Berkaitan dengan konsep diatas, P2KP yang mengedepankan pola pendekatan yang bertumpu pada aspirasi masyarakat ini dalam pelaksanaannya juga dijadikan sebagai pengalaman baru bagi Kelurahan Rambung. Kelurahan Rambung yang terdiri dari sepuluh lingkungan ini, menyikapi program tersebut bukan semata-mata agar dapat memperoleh dan memanfaatkan dana Bantuan Langsung Masyarakat (BLM) P2KP dalam rangka penanggulangan kemiskinan, namun kembali lagi sembari ditekankan kepada proses pembelajaran kritis masyarakat dalam menentukan sendiri kebutuhan dan pemecahan masalahnya serta tumbuh kepercayaan diri bahwa masyarakat mampu melaksanakan penyusunan suatu program.

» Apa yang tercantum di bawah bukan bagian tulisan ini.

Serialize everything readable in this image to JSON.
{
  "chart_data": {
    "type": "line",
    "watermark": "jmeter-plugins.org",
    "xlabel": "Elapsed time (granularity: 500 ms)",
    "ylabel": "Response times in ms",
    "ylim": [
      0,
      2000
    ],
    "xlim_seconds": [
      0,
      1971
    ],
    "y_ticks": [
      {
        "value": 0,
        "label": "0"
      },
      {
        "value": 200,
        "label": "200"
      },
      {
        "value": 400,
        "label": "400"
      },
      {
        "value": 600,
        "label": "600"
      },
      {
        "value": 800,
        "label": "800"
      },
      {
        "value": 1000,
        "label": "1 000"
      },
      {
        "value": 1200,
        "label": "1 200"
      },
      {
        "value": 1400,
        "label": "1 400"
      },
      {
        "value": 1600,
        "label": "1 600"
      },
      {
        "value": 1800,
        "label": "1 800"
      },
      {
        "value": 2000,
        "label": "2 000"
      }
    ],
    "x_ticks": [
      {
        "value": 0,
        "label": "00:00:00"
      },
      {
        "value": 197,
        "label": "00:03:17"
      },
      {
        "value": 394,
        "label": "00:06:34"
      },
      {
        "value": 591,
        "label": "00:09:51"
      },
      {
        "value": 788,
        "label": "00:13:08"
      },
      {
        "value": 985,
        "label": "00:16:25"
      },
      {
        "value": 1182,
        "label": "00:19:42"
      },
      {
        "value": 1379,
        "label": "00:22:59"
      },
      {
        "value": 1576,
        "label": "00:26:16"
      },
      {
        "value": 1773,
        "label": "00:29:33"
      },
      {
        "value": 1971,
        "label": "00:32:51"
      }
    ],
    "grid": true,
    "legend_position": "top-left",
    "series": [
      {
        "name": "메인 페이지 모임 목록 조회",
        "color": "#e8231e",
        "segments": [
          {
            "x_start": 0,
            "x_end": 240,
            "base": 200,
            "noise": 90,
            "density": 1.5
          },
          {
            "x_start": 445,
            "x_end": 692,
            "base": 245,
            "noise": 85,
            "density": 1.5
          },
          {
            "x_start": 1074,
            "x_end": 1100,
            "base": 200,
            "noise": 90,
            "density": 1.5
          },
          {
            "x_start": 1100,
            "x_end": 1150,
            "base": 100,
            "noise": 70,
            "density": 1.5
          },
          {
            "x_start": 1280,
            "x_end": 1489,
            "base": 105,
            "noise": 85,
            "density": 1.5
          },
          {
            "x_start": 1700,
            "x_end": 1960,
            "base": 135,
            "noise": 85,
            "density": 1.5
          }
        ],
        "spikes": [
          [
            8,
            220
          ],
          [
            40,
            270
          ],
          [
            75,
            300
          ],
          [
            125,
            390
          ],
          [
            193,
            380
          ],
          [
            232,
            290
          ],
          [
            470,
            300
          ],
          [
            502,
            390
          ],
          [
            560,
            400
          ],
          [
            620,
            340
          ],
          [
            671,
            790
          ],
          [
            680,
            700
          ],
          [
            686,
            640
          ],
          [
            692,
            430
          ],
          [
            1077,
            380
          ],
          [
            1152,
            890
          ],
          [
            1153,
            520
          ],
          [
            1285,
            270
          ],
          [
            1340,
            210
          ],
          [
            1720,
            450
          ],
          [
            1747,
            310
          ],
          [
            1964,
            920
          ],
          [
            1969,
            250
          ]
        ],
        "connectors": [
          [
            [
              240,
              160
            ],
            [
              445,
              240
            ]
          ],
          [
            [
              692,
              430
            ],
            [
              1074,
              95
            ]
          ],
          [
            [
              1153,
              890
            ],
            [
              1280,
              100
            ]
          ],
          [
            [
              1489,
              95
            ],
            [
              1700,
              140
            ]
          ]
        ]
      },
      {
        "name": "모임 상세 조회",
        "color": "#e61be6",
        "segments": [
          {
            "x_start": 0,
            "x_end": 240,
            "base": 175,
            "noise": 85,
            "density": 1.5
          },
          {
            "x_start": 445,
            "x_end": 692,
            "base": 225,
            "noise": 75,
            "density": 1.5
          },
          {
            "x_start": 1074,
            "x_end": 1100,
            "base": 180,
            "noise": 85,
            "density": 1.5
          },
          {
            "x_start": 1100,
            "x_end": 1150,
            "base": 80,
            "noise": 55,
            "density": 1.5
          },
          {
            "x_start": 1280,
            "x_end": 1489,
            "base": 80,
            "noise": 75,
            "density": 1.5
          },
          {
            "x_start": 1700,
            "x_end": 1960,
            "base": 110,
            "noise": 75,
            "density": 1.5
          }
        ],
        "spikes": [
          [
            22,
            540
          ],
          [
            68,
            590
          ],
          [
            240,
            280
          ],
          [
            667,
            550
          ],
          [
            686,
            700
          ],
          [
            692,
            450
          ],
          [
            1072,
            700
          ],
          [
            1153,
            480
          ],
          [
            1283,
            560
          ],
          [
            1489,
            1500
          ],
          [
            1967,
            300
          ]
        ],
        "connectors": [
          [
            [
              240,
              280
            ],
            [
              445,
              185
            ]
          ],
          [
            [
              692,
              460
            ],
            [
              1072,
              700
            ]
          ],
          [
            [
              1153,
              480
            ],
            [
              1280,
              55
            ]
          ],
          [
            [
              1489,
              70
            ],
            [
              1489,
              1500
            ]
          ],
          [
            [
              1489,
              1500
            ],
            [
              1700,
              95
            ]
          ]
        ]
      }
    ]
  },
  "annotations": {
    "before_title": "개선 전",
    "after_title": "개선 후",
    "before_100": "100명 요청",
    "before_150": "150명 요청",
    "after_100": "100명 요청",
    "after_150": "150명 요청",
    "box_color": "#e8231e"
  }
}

Terdapatnya berbagai kendala yang terjadi dalam pelaksanaan siklus P2KP itu sendiri, menjadikan peneliti tertarik untuk mengetahui bagaimana sebenarnya keberlangsungan dari pelaksanaan partisipasi masyarakat dalam P2KP Kelurahan Rambung serta hasil akhirnya dan bagaimanakah bentuk partisipasi masyarakat didalamnya. Untuk itu peneliti dalam hal ini memfokuskan diri melihat lebih jauh berlangsungnya tahap Kelompok Swadaya Masyarakat (KSM) pada P2KP Kelurahan Rambung sehubungan dengan berjalannya tahap tersebut berkenaan dengan proses penelitian yang dilakukan.